Coding Cupids - Love Letter Generator

Title

Who

Manuel Quezada (mquezad1), Samantha Gundotra (sgundotr), Jose Urruticoechea (jurrutic), Juan Pablo Ramos Barroso (jramosba)

Introduction

For our project we want to build a love-letter generator to revive modern romance. Users will input their recipient and we will generate a love letter (chunk of text) tailored to them. Our project falls into Natural Language Processing (NLP).

Related Work

How I Build an AI Poetry Generator

This paper uses OpenAI’s GPT-2 pretrained language model to train their own text prediction model. To turn it into a poet, the author fine-tuned the model by feeding it a database of modern poems.

GPT-2 Simple

This GitHub repository is a simple Python package that wraps existing model fine-tuning and generation scripts for OpenAI's GPT-2 text generation model (specifically the "small" 124M and "medium" 355M hyperparameter versions). Additionally, this package allows easier generation of text, generating to a file for easy curation, allowing for prefixes to force the text to start with a given phrase.

Data

We plan on combining a dataset of love letters and text from romantic books from different time periods to incorporate old-fashioned english.

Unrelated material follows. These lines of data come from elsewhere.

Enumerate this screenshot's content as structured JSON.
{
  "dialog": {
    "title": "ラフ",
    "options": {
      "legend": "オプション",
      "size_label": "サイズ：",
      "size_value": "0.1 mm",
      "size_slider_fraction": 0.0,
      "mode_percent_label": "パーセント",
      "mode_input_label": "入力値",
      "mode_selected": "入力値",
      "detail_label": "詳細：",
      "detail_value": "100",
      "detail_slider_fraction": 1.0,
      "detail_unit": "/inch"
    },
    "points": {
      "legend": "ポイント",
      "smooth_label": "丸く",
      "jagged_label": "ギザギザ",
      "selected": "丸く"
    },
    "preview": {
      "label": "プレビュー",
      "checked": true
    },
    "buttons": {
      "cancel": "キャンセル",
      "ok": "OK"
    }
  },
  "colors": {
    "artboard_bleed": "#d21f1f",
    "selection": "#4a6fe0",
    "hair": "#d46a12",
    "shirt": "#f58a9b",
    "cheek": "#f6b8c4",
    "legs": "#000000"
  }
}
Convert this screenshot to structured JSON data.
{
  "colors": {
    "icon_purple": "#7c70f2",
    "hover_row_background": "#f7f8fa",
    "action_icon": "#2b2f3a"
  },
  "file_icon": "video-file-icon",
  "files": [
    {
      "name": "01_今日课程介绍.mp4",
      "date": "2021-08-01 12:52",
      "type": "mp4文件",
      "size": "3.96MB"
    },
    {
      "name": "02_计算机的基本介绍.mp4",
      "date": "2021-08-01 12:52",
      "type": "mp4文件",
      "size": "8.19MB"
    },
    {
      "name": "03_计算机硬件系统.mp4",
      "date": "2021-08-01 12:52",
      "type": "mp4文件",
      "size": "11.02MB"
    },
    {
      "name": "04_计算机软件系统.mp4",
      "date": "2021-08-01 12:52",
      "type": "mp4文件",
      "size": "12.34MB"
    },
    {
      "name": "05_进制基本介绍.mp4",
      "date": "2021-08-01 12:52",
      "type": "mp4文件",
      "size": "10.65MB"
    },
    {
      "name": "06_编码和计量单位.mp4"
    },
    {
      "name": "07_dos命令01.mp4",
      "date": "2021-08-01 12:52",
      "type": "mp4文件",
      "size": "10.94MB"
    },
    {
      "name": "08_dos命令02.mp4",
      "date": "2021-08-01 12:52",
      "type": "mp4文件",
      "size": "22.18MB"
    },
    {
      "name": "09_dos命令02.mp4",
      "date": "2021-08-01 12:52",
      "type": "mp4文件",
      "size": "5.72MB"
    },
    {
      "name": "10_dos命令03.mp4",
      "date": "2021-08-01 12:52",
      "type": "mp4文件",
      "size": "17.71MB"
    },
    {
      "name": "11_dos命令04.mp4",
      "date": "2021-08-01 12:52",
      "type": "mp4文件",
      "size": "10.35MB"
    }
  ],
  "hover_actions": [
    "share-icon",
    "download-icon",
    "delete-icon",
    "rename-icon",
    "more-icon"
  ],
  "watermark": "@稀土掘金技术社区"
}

Collection of Love Letters — Kaggle

TheRomantic.com Love Letters

Poems Dataset — Kaggle

Collection of Famous Love Letters — The Romantic

Potentially use love letters from books / world wide web.

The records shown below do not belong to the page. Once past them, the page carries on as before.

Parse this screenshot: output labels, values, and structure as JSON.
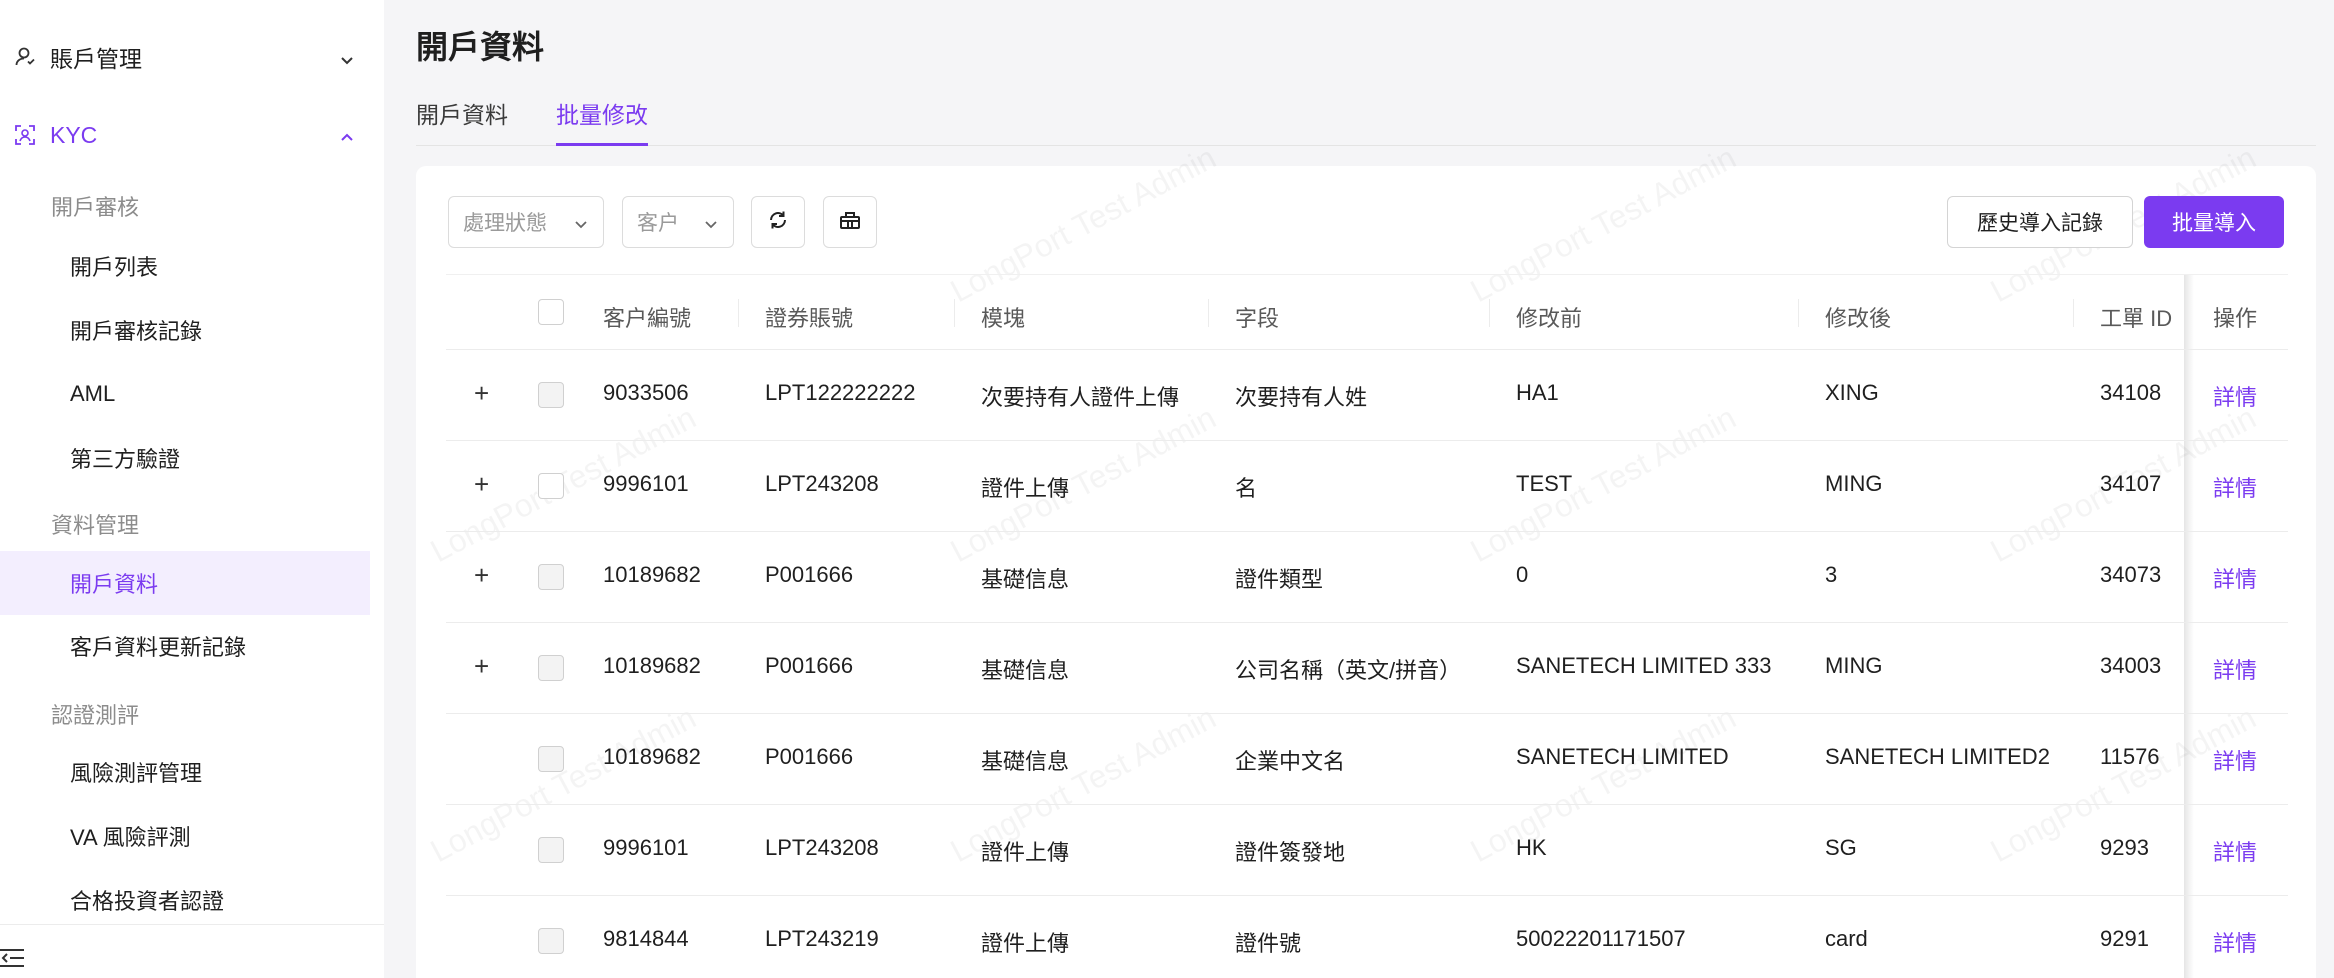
{
  "sidebar": {
    "account_mgmt": "賬戶管理",
    "kyc": "KYC",
    "sections": {
      "open_review": "開戶審核",
      "data_mgmt": "資料管理",
      "cert_eval": "認證測評"
    },
    "items": {
      "open_list": "開戶列表",
      "open_review_log": "開戶審核記錄",
      "aml": "AML",
      "third_party": "第三方驗證",
      "open_data": "開戶資料",
      "customer_update_log": "客戶資料更新記錄",
      "risk_eval": "風險測評管理",
      "va_risk": "VA 風險評測",
      "qualified_investor": "合格投資者認證"
    }
  },
  "page": {
    "title": "開戶資料",
    "tabs": [
      "開戶資料",
      "批量修改"
    ],
    "active_tab": 1
  },
  "toolbar": {
    "status_placeholder": "處理狀態",
    "customer_placeholder": "客户",
    "history_label": "歷史導入記錄",
    "import_label": "批量導入"
  },
  "watermark": "LongPort Test Admin",
  "table": {
    "headers": [
      "客户編號",
      "證券賬號",
      "模塊",
      "字段",
      "修改前",
      "修改後",
      "工單 ID",
      "操作"
    ],
    "rows": [
      {
        "customer": "9033506",
        "account": "LPT122222222",
        "module": "次要持有人證件上傳",
        "field": "次要持有人姓",
        "before": "HA1",
        "after": "XING",
        "ticket": "34108",
        "action": "詳情"
      },
      {
        "customer": "9996101",
        "account": "LPT243208",
        "module": "證件上傳",
        "field": "名",
        "before": "TEST",
        "after": "MING",
        "ticket": "34107",
        "action": "詳情"
      },
      {
        "customer": "10189682",
        "account": "P001666",
        "module": "基礎信息",
        "field": "證件類型",
        "before": "0",
        "after": "3",
        "ticket": "34073",
        "action": "詳情"
      },
      {
        "customer": "10189682",
        "account": "P001666",
        "module": "基礎信息",
        "field": "公司名稱（英文/拼音）",
        "before": "SANETECH LIMITED 333",
        "after": "MING",
        "ticket": "34003",
        "action": "詳情"
      },
      {
        "customer": "10189682",
        "account": "P001666",
        "module": "基礎信息",
        "field": "企業中文名",
        "before": "SANETECH LIMITED",
        "after": "SANETECH LIMITED2",
        "ticket": "11576",
        "action": "詳情"
      },
      {
        "customer": "9996101",
        "account": "LPT243208",
        "module": "證件上傳",
        "field": "證件簽發地",
        "before": "HK",
        "after": "SG",
        "ticket": "9293",
        "action": "詳情"
      },
      {
        "customer": "9814844",
        "account": "LPT243219",
        "module": "證件上傳",
        "field": "證件號",
        "before": "50022201171507",
        "after": "card",
        "ticket": "9291",
        "action": "詳情"
      }
    ],
    "expandable_rows": [
      true,
      true,
      true,
      true,
      false,
      false,
      false
    ]
  },
  "colors": {
    "accent": "#7b3bf0",
    "active_bg": "#f3eefe"
  }
}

(updated resources in later check ins)

Methodology

Our model’s architecture will be similar to assignment 4. It will involve RNN variants and maybe transformers that will allow the model to produce sentences that make sense in the English language and are love themed.

Metrics

What experiments do you plan to run?

Have a test group of users and send each of them a generated letter. Ask them to fill out a Google Form about their thoughts (will come up with survey questions)

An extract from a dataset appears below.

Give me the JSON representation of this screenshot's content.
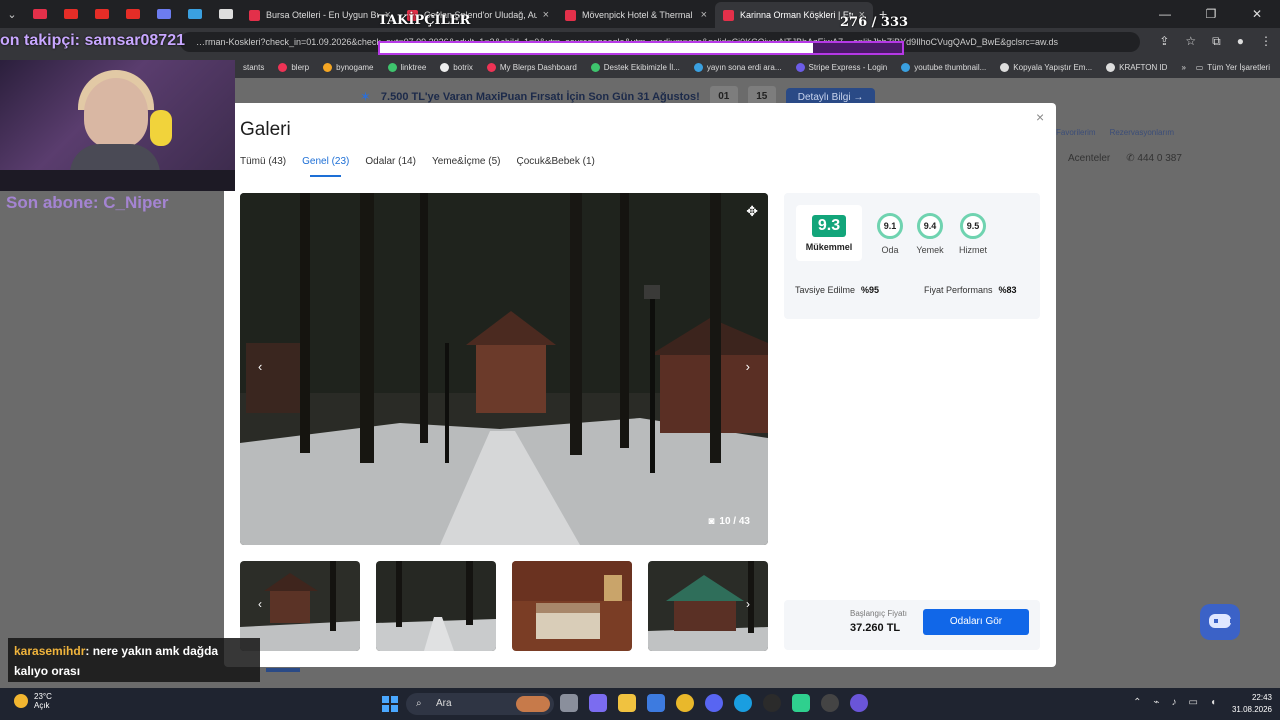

For most of our assignments, we have looked at the accuracy of the model. Does the notion of “accuracy” apply for your project, or is some other metric more appropriate?

We won’t be working with labeled data so the notion of accuracy is not applicable to our project. However, we can measure how realistic the letters generated are by using other metrics such as perplexity.

If you are doing something new, explain how you will assess your model’s performance.

Perplexity
Survey Ratings

What are your base, target, and stretch goals?

Base Goal: Generate a grammatically correct love letter.
Target Goal: Generate an emotionally charged, moving, and grammatically correct love letter.
Stretch Goal: Receive input from a user regarding their personality, information on the receiver of the letter, and submit some of their own writing to inform the semantics and style of the love letter — from which a grammatically correct and personalized love letter would be made.

Potential metrics:

Perplexity
Cross entropy
Bits-per-character

Ethics

Why is Deep Learning a good approach to this problem?

Deep Learning is a good approach to this problem because it will allow us to easily interpret large amounts of data and form them into meaningful information. It will allow us to create human-like written love letters that will satisfy the needs and interests of our users. It can also give users inspiration and expose them to alternative styles of letter writing.

Who are the major “stakeholders” in this problem, and what are the consequences of mistakes made by your algorithm?

The major “stakeholders” are the users that will be utilizing this program to create love letters. They are the ones who, for various reasons, will want to use a love letter generator powered by Deep Learning. Some of the consequences of mistakes made by our algorithm aren’t really that serious; however, they can impact the experience of a user by providing a faulty or bad love letter.